The man in the suit sat dazed, dabbing at the wound in his neck with a handkerchief.

Outside the fence, two soldiers unlocked the gate and stepped inside.

The little girl who had been saved rushed forward to the woman, crying. She flung her arms around her and buried her head against the woman’s neck.

The soldiers reached the scene of the attack and one of them kicked the zombie’s body, making sure it was dead.

The woman and girl sat hugging on the ground.

The suited man looked up as one of the soldiers approached him.

The second soldier walked over to the woman and girl. Pulled the girl away.

Dragged the woman to her feet.

She sobbed, looking at the girl. “My daughter!”

The little girl went to run forward to her mother. An older woman in the crowd held her back, her own eyes filling with tears.

The first soldier pulled the man in the suit up and led him into the tent the zombie had come from.

The second soldier followed, bringing the crying woman.

A moment of silence, then two shots rang out from the tent.

The old woman clutched the little girl, letting her cry, rubbing her back to comfort her.

I turned away from the scene.

I didn’t want to ever think again of what I had just seen but I knew it would haunt my nightmares for the rest of my life.

The sound of boots on the rocks to my left made me whirl around in that direction. A soldier stood over us, handgun pointed at me.
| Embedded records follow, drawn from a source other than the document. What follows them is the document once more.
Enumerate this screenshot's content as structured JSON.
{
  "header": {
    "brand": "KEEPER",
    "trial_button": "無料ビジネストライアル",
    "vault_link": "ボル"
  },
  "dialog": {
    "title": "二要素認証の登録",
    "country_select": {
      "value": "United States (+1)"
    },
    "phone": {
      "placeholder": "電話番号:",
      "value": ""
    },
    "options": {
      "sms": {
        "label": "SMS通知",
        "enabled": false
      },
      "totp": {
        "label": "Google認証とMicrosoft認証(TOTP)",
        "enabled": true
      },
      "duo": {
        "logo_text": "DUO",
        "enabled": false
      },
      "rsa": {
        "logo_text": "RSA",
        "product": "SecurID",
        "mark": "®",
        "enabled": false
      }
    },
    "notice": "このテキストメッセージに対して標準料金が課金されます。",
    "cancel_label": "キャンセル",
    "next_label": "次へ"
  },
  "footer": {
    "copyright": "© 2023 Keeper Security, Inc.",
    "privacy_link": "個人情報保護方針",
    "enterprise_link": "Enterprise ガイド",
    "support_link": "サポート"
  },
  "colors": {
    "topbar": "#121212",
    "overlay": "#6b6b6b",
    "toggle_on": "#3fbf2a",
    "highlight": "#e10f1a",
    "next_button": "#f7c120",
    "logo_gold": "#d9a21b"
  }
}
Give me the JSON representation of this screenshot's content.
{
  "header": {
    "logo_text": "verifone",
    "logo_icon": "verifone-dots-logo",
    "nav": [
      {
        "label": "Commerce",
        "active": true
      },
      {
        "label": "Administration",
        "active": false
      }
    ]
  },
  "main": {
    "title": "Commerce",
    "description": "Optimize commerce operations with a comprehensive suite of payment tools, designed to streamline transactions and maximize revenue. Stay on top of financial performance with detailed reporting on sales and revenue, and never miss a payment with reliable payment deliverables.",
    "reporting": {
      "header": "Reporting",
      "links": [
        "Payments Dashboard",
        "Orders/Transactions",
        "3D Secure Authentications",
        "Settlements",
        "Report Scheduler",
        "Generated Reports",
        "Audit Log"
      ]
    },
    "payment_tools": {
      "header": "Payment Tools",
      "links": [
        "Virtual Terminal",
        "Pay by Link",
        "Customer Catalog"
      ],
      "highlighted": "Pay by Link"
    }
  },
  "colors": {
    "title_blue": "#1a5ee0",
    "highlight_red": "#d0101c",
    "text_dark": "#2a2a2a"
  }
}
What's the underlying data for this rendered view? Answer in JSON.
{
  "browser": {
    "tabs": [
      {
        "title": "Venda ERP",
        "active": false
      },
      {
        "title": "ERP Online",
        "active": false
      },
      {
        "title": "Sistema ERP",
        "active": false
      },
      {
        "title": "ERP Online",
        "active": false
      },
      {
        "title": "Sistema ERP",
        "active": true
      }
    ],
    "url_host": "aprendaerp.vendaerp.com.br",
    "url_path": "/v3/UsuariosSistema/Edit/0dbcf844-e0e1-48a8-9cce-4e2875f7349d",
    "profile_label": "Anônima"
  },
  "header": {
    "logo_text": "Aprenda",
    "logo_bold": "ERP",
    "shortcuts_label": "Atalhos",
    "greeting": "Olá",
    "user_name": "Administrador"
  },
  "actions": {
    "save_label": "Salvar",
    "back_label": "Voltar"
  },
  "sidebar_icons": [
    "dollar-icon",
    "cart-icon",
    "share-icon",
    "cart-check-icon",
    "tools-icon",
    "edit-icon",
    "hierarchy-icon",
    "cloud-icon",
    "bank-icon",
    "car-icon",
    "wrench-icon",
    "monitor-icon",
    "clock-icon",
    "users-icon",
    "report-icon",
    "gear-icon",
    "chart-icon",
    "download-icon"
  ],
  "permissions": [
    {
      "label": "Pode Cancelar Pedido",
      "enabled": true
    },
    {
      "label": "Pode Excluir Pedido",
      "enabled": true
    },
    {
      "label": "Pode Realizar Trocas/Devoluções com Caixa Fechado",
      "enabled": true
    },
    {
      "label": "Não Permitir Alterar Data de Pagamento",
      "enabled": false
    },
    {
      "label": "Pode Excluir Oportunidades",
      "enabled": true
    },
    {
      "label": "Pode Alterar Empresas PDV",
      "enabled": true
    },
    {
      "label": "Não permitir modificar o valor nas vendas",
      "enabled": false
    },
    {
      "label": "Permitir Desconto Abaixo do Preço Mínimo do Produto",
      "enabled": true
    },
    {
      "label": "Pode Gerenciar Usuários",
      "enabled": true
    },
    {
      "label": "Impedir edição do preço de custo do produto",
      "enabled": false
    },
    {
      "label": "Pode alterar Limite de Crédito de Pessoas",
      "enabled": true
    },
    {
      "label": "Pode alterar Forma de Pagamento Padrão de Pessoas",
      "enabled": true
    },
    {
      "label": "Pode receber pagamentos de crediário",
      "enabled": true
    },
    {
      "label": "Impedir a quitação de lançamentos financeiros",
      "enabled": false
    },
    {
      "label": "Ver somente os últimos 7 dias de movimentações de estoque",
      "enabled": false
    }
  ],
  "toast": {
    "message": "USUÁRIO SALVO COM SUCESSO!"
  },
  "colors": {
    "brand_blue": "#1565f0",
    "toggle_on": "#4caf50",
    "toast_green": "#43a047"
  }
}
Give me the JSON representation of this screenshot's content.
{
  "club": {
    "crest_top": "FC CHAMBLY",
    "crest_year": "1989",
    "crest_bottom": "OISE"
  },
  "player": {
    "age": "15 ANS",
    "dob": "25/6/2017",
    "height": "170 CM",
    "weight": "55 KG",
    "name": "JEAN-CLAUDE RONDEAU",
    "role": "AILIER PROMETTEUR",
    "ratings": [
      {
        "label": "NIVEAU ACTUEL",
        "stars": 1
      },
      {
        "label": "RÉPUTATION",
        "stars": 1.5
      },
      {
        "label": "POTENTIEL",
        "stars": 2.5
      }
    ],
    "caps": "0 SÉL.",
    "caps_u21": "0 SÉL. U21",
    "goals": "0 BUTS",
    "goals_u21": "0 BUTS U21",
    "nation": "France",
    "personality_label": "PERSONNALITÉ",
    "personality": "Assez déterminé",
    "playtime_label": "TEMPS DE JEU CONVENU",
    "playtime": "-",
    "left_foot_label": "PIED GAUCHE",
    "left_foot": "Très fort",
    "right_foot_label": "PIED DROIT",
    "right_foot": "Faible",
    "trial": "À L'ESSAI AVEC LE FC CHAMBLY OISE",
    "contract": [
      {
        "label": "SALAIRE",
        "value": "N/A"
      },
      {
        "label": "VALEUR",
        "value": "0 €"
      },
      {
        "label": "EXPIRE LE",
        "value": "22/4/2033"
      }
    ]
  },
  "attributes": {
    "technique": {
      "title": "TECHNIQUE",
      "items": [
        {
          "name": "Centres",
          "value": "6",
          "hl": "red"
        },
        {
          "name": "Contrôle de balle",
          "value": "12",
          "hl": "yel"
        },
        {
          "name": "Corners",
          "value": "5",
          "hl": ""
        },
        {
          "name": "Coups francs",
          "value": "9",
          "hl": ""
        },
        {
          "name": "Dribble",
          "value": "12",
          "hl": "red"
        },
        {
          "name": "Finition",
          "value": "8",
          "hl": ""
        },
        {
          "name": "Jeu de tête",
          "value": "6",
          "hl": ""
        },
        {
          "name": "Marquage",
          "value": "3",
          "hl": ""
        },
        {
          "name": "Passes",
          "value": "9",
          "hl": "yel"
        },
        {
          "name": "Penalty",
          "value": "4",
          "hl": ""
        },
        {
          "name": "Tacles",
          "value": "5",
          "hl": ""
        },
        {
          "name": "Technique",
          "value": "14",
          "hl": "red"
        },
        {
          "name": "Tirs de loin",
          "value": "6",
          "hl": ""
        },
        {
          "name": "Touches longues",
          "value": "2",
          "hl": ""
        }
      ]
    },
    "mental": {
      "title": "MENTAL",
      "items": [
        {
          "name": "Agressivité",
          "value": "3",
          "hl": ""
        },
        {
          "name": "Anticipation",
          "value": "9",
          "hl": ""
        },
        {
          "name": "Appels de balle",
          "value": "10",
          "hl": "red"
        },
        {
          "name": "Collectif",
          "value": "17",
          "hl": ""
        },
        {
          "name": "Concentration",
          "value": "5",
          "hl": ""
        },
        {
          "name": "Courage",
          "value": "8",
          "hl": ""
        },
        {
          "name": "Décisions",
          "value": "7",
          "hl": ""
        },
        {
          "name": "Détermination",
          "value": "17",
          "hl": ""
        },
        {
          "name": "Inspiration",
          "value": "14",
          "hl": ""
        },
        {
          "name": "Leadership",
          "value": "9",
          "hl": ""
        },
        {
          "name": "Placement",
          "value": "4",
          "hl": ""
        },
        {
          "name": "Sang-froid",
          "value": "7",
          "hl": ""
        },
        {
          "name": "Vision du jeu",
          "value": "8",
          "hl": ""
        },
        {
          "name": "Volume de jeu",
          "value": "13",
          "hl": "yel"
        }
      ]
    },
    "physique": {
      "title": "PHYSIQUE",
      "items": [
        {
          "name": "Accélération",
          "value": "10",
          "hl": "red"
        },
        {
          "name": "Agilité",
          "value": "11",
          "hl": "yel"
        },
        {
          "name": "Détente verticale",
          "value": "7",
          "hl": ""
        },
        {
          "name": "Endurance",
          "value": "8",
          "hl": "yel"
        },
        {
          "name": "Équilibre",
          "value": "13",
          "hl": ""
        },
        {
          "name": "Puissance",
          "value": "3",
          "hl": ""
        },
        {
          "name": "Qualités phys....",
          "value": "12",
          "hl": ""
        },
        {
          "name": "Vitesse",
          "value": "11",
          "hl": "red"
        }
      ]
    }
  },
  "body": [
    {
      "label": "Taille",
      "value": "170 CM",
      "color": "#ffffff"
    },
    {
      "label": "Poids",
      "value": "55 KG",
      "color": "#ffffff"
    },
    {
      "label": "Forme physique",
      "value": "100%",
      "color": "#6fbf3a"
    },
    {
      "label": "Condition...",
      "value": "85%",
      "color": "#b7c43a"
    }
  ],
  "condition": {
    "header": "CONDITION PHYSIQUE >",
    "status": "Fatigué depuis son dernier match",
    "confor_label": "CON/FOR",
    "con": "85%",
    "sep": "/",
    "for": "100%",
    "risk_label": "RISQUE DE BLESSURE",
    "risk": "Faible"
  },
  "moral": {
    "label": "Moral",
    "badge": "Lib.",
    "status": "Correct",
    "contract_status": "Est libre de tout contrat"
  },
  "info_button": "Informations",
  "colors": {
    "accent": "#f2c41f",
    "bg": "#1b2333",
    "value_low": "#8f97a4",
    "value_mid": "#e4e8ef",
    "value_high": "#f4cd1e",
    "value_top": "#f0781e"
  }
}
He grinned humourlessly. “Don’t even think about running.”

He seemed to be alone, probably part of the checkpoint detail sent out to patrol the woods. He looked fresh and strong. The army were obviously looking after their own while the general population lived like caged animals. With his gun still trained on us, he unclipped a radio from his belt and brought it up to his mouth. “I’ve got four civvies up here. Over.”

A static-filled reply, probably from the soldiers at the checkpoint, said, “OK, we’ll be there in a minute. Over and out.”

Mike cracked. I don’t know if it was because of the scene we had just witnessed or because of the entire situation we found ourselves in, but he leapt at the soldier.